The results presented herein show that no significant differences in CT, NG, and UU DNA loads were observed between immediate detection and detection following storage, in any of the 70 samples. In addition, for CT and UU detection, the collected samples were further divided into three categories based on their range of DNA concentration, including samples with low, intermediate, and high CT or UU DNA loads. Importantly, similar non-significant results were observed after stratification. These findings indicate that the DNA of CT, NG, and UU stored at 4°C is stable for at least 28 days, regardless of the initial DNA concentration. Thus, if samples cannot be immediately assayed, their DNA could be extracted and stored at 4°C for up to 28 days, and subsequently transported if necessary.

Freise et al. (22) explored the influence of DNA storage on the sensitivity of detection limits of CT elementary bodies (EB) at −20°C for up to 4 months; however, dramatically decreased detection limits (10- to 1000-fold) for CT EBs were observed. These results are inconsistent with those presented herein, and may be attributed to the following observations: first, the different DNA extraction methods used could lead to varying detection sensitivities after DNA storage. As reported by Freise et al. (22), an average 1000-fold decrease in detection rate was observed when DNA was extracted using Qiaex II Gel Extraction Kit¯+CTAB, while a 10-fold decrease was found when using alkaline lysis. Secondly, only one time-point (4 months) was used in their study. Finally, samples with serial dilutions of cultured CT EB were used in their study, which may not reflect real clinical samples. Therefore, our results are not comparable to those of that study, given the different DNA extraction methods, storage temperature, and time-points used.

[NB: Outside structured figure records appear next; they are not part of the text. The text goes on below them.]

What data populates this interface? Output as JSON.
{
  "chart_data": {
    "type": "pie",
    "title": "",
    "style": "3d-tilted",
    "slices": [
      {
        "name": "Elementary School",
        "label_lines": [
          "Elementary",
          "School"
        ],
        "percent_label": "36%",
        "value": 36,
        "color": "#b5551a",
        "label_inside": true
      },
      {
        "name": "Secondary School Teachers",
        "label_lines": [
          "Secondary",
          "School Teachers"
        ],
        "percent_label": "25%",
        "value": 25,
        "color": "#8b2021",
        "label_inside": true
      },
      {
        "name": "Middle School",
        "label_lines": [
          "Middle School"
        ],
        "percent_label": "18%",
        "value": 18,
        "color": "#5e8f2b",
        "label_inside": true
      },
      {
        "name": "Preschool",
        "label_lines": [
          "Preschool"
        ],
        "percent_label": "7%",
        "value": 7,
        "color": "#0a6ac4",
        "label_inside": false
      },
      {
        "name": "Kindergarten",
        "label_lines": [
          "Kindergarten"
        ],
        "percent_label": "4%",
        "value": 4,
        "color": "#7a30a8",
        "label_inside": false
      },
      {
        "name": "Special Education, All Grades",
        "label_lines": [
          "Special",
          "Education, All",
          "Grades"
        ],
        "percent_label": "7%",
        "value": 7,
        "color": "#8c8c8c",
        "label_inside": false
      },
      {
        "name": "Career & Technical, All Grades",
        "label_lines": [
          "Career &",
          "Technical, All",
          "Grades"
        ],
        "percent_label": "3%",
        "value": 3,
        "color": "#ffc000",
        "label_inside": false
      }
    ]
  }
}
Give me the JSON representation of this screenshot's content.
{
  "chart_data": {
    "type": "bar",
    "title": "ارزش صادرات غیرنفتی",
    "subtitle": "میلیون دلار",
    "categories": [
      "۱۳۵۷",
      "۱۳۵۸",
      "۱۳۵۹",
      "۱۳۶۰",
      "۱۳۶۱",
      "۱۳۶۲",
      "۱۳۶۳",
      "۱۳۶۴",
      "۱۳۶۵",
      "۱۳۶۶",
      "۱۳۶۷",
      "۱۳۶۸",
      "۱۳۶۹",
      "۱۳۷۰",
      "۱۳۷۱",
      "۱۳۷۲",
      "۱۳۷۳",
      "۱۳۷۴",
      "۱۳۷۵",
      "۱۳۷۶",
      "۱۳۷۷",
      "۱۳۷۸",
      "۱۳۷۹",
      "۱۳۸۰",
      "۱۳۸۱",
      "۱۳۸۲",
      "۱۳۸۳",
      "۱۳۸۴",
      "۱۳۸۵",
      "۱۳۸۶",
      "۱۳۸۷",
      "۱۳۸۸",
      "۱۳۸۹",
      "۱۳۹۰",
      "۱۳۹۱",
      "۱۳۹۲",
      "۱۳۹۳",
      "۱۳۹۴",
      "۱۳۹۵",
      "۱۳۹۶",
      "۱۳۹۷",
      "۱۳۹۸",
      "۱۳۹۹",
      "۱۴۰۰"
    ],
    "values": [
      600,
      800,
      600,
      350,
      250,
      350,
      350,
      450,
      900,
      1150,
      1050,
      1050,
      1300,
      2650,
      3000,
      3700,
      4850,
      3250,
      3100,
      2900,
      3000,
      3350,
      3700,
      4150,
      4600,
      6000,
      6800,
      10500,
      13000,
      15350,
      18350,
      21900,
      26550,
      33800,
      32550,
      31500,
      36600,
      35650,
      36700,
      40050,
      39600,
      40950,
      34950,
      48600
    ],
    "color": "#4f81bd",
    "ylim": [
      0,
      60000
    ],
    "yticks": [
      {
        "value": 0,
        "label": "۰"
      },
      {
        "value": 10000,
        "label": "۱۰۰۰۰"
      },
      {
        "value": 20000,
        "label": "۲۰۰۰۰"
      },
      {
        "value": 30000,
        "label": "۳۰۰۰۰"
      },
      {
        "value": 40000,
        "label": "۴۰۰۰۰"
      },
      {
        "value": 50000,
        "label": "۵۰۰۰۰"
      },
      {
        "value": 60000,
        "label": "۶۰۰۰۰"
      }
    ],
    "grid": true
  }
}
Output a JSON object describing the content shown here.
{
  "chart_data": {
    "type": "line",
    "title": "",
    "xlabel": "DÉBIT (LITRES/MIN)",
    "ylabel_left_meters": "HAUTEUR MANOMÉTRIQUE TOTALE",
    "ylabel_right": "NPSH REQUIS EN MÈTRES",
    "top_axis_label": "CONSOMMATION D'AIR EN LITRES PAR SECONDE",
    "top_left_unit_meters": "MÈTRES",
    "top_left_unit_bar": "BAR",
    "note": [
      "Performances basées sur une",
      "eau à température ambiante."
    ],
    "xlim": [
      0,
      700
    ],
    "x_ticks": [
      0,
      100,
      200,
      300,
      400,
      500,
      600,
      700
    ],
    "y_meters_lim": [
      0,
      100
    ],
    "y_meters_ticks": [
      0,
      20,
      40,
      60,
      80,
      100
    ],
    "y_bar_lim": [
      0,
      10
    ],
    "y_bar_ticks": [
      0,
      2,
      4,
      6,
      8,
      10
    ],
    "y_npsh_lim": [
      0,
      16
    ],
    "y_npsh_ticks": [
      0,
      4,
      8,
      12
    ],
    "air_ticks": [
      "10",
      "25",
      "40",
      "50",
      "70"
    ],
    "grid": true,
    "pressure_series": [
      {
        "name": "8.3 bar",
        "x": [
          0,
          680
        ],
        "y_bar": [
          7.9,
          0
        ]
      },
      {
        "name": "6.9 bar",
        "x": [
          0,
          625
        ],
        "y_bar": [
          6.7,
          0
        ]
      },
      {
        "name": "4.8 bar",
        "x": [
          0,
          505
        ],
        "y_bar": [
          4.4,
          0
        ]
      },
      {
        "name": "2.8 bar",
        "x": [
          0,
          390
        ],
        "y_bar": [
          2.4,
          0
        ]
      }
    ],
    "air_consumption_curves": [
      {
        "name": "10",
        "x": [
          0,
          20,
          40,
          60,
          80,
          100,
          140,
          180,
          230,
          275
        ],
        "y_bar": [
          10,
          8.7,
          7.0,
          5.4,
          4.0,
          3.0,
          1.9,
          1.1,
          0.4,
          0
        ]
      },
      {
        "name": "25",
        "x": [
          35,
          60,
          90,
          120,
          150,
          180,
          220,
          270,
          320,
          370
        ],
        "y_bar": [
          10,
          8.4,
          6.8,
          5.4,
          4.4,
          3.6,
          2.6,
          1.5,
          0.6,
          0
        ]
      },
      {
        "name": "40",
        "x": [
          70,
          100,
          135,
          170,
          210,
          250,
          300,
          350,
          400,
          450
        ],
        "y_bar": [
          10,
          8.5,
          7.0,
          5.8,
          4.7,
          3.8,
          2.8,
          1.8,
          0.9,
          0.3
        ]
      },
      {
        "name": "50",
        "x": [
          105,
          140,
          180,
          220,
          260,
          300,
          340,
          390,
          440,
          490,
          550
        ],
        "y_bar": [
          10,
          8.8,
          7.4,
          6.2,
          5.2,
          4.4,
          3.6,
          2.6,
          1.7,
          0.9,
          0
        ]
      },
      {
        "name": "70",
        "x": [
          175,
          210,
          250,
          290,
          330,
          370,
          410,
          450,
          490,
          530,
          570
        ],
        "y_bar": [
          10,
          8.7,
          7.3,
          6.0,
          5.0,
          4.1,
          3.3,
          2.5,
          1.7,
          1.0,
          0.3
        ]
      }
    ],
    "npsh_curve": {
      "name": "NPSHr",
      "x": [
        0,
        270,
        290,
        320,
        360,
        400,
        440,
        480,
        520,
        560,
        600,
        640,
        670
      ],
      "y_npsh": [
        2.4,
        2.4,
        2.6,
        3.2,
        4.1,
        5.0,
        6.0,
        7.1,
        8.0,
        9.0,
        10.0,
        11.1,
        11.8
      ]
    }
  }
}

Given that few studies have assessed the impact of storage conditions on the accuracy of qRT-PCR DNA detection, further studies with larger numbers of clinical specimens should be conducted to confirm these results as well as to determine whether sample stability would be observed for CT, NG, and UU DNA loads after much longer term storage.

Overall, the CT, UU, and NG DNA loads from all genital swab samples were stable at 4°C over a 28-day period. These findings can therefore be applied in the shipment of clinical specimens, when analysis is postponed due to a laboratory backlog, or when samples require reevaluation to confirm prior results.